Companies usually base how they pay and reward their employees on financial data. Deon Smit, Chartered Reward Specialist and Executive Committee Member at the South African Reward Association (SARA), says that corporate communications like emails or instant messages, social media posts and many other data sources should be used to provide deeper insights.
These insights can help to keep financial and non-financial elements of remuneration relevant to what employees need as motivation.
“Good data management and analytics will play a central role in developing future reward strategies. Effective reward solutions must be designed based on reality rather than assumptions,” says Smit.
“Reward practitioners must start taking responsibility to gather the right information and develop the ability to draw valid conclusions from the data available.”
Smit offers the following practical guidance:
Start with a purpose
It’s important to decide what business problems should be solved first and what data is best suited to that purpose.
“Tackle the simple business problems first and build up to the big ones,” advises Smit. “This will help you get your data and your process right at each discrete level of growing complexity.”

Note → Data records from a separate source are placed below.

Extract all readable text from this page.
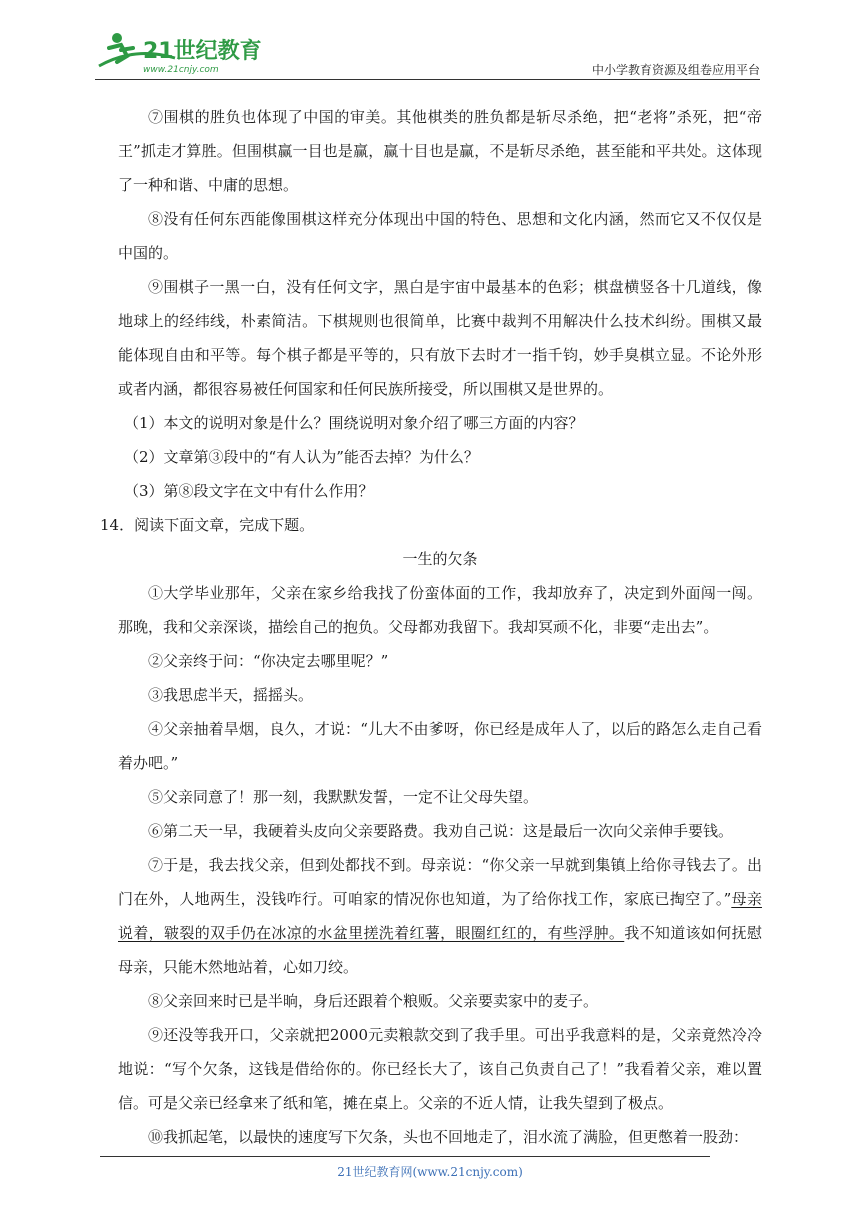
21世纪教育
www.21cnjy.com	中小学教育资源及组卷应用平台

⑦围棋的胜负也体现了中国的审美。其他棋类的胜负都是斩尽杀绝，把“老将”杀死，把“帝王”抓走才算胜。但围棋赢一目也是赢，赢十目也是赢，不是斩尽杀绝，甚至能和平共处。这体现了一种和谐、中庸的思想。

⑧没有任何东西能像围棋这样充分体现出中国的特色、思想和文化内涵，然而它又不仅仅是中国的。

⑨围棋子一黑一白，没有任何文字，黑白是宇宙中最基本的色彩；棋盘横竖各十几道线，像地球上的经纬线，朴素简洁。下棋规则也很简单，比赛中裁判不用解决什么技术纠纷。围棋又最能体现自由和平等。每个棋子都是平等的，只有放下去时才一指千钧，妙手臭棋立显。不论外形或者内涵，都很容易被任何国家和任何民族所接受，所以围棋又是世界的。

（1）本文的说明对象是什么？围绕说明对象介绍了哪三方面的内容？

（2）文章第③段中的“有人认为”能否去掉？为什么？

（3）第⑧段文字在文中有什么作用？

14．阅读下面文章，完成下题。

一生的欠条

①大学毕业那年，父亲在家乡给我找了份蛮体面的工作，我却放弃了，决定到外面闯一闯。那晚，我和父亲深谈，描绘自己的抱负。父母都劝我留下。我却冥顽不化，非要“走出去”。

②父亲终于问：“你决定去哪里呢？”

③我思虑半天，摇摇头。

④父亲抽着旱烟，良久，才说：“儿大不由爹呀，你已经是成年人了，以后的路怎么走自己看着办吧。”

⑤父亲同意了！那一刻，我默默发誓，一定不让父母失望。

⑥第二天一早，我硬着头皮向父亲要路费。我劝自己说：这是最后一次向父亲伸手要钱。

⑦于是，我去找父亲，但到处都找不到。母亲说：“你父亲一早就到集镇上给你寻钱去了。出门在外，人地两生，没钱咋行。可咱家的情况你也知道，为了给你找工作，家底已掏空了。”母亲说着，皲裂的双手仍在冰凉的水盆里搓洗着红薯，眼圈红红的，有些浮肿。我不知道该如何抚慰母亲，只能木然地站着，心如刀绞。

⑧父亲回来时已是半晌，身后还跟着个粮贩。父亲要卖家中的麦子。

⑨还没等我开口，父亲就把2000元卖粮款交到了我手里。可出乎我意料的是，父亲竟然冷冷地说：“写个欠条，这钱是借给你的。你已经长大了，该自己负责自己了！”我看着父亲，难以置信。可是父亲已经拿来了纸和笔，摊在桌上。父亲的不近人情，让我失望到了极点。

⑩我抓起笔，以最快的速度写下欠条，头也不回地走了，泪水流了满脸，但更憋着一股劲：

21世纪教育网(www.21cnjy.com)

HR and people data will be central to efforts, but strategic, financial, and corporate communications data will also play an important role.
Be a visionary
For most problems, a large set of historical data is needed to facilitate predictive analysis and produce accurate results.

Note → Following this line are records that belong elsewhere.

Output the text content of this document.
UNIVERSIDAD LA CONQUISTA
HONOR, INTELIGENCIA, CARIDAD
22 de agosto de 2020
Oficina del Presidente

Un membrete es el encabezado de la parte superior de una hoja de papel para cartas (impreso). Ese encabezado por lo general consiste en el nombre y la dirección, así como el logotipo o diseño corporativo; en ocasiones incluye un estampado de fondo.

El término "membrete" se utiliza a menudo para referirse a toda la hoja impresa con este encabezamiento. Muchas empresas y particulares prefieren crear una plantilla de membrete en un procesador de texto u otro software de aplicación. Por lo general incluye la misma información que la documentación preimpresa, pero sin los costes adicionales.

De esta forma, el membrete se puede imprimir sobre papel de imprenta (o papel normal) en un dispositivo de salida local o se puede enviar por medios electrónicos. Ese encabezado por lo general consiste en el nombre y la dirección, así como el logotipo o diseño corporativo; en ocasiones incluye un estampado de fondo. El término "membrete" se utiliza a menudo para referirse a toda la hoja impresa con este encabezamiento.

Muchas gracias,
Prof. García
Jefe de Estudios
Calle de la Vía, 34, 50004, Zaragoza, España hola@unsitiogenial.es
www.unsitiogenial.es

“You have to decide what you want to measure in 6 months from now, build the datasets and make sure the data is accurately captured,” says Smit. “Only after that period will you have enough to work with.”
“One of the first mistakes companies make is to start with incomplete, incompatible or mismatched data,” reports Smit. The data collection methodology employed must be consistent to ensure there are no information gaps that could produce misleading results.
Reward practitioners should understand how datasets are constructed, how relational databases work and how unstructured data found in emails, social posts and other digital sources can be collected. They also need to evolve past Excel and embrace programming languages like R (a statistical language), Python (a general programming language) or SQL (a database query language). In addition, business intelligence and data analysis skills are essential.
This may seem unnecessary for reward programmes but Smit foresees that these competencies will be in demand in the future.
“HR will start hiring data specialists over people specialists because data will become the key to understanding workforce behaviours and motivators,” says Smit. He suggests that practitioners become self-educated to increase their value. Universities now offer numerous free courses on these subjects through MOOC (massive open online courses) platforms.
Don’t forget qualitative inputs
Although quantitative analysis - mathematical and statistical modelling - is critical, reward specialists should not overlook qualitative analysis - the study of observable behaviour or structure. “Don’t become too focused on the numbers,” recommends Smit. “They need to be viewed in conjunction with phenomena like group dynamics, behavioural psychology, generational concerns, cultural norms and other non-numerical inputs.”
Data analysis must always solve a business problem. Once the collected information has been studied and understood, reward specialists can develop innovative solutions and drive their implementation forward.
Smit concludes: “After a solution has been found, the cycle will start over so that another – more complex – business problem can be targeted.”